DIKSI.CO, SAMARINDA - Rapat tertutup Badan Anggaran (Banggar) DPRD Kalimantan Timur (Kaltim) bersama Tim Anggaran Pemerintah Daerah (TAPD) Kaltim pada, Senin (19/10/2020) berbuntut pada tindakan represif petugas keamanan Dewan kepada awak media yang hendak mengambil gambar dari luar ruangan.
Kejadian ini pun sempat diabadikan melalui rekaman video handphone seluler.
Menanggapi kejadian ini pengamat hukum Universitas Mulawarman (Unmul), Herdiansyah Hamzah atau akrab disapa Castro angkat bicara.
Castro menyebut bahwa pilihan wakil rakyat dan unsur pemerintahan membuat rapat pembahasan anggaran secara tertutup menjadi indikasi kesengajaan menutup ruang kontrol publik.
"Saya kira tidak ada alasan yang rationable atau masuk akal, untuk menggelar rapat secara tertutup. Kecuali memang karena sengaja menghindari dari kontrol publik melalui media," ujar Castro saat dihubungi awak media.
Dalam banyak kasus, pembahasan anggaran secara tertutup, pertanda kuatnya politik tawar menawar.
"Ketertutupan itu embrio dari tindak pidana korupsi. Kan lucu, membahas uang rakyat, tapi akses rakyat untuk mendapatkan informasi justru dibatasi. Itu paradoksnya," ucap Castro.

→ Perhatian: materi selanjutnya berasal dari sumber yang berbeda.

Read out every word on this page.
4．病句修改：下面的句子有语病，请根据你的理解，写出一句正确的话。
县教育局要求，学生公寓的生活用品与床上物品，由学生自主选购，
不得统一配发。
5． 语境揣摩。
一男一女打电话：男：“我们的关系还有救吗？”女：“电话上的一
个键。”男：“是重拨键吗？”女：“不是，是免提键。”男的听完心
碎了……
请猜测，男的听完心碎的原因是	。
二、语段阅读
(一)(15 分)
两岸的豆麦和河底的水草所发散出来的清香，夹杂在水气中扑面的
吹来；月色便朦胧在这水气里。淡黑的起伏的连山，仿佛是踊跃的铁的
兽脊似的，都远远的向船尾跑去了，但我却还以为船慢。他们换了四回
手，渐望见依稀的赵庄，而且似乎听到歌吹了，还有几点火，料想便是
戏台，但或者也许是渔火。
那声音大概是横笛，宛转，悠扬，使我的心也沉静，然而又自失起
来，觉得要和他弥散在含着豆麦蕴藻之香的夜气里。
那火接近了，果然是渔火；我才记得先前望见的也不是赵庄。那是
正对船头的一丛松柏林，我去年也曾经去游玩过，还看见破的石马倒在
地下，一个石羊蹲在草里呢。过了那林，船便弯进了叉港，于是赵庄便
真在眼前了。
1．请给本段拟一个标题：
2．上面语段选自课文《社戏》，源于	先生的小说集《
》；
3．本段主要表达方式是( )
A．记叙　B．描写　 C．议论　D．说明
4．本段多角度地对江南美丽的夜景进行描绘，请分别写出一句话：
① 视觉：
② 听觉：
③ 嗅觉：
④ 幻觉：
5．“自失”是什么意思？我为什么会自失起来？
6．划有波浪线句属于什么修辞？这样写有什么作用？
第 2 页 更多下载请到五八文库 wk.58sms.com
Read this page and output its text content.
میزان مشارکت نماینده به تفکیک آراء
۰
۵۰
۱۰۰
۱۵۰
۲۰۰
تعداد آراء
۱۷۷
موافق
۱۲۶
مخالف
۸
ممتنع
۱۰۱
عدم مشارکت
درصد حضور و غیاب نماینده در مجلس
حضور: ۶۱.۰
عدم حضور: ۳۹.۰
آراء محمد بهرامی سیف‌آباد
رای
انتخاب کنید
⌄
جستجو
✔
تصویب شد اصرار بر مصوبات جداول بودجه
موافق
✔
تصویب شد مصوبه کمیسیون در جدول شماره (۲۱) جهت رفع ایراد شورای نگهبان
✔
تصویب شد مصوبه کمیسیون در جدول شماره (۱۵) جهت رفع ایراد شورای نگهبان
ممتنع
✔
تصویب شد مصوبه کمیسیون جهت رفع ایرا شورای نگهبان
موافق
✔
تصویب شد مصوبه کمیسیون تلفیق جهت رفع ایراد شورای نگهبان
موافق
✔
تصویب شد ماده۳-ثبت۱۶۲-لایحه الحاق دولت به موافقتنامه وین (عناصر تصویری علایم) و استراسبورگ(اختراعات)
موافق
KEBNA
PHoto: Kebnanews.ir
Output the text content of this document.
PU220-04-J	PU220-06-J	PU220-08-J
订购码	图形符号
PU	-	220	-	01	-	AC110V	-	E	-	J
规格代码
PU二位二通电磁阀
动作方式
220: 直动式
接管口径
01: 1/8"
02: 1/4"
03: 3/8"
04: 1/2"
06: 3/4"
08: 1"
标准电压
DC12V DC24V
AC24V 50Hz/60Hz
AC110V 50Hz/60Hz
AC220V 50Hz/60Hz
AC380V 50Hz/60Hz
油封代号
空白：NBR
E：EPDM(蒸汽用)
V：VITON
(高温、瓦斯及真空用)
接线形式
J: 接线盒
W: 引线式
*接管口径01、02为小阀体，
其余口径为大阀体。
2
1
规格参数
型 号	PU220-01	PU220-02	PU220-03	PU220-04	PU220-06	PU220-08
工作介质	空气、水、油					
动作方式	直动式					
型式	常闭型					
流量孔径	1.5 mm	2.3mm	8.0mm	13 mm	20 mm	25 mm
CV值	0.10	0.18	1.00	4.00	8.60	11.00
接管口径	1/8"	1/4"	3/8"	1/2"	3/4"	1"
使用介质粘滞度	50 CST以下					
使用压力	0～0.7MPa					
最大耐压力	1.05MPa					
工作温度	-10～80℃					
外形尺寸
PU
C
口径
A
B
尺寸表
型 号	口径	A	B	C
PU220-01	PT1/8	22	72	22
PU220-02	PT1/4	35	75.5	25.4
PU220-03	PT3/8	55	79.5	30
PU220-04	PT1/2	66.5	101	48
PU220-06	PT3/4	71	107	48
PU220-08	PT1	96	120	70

Terkait perlakuan intimidasi dan pengusiran terhadap pers dinilai Castro merupakan tindakan berlebihan. Dalam kaca mata hukum tindakan tersebut dapat dikenakan delik pidana sebagaimana diatur dalam pasal 18 ayat 1 UU Nomor 40 tahun 1999 tentang Pers.
"Itu, sudah keterlaluan. Pelakunya bisa dikenakan delik pidana, yang menyebutkan secara eksplisit bahwa, "setiap orang yang secara melawan hukum dengan sengaja melakukan tindakan yang berakibat menghambat atau menghalangi kerja pers, dipidana dengan pidana penjara paling lama dua tahun atau denda sebanyak Rp 500 juta" jelas Castro.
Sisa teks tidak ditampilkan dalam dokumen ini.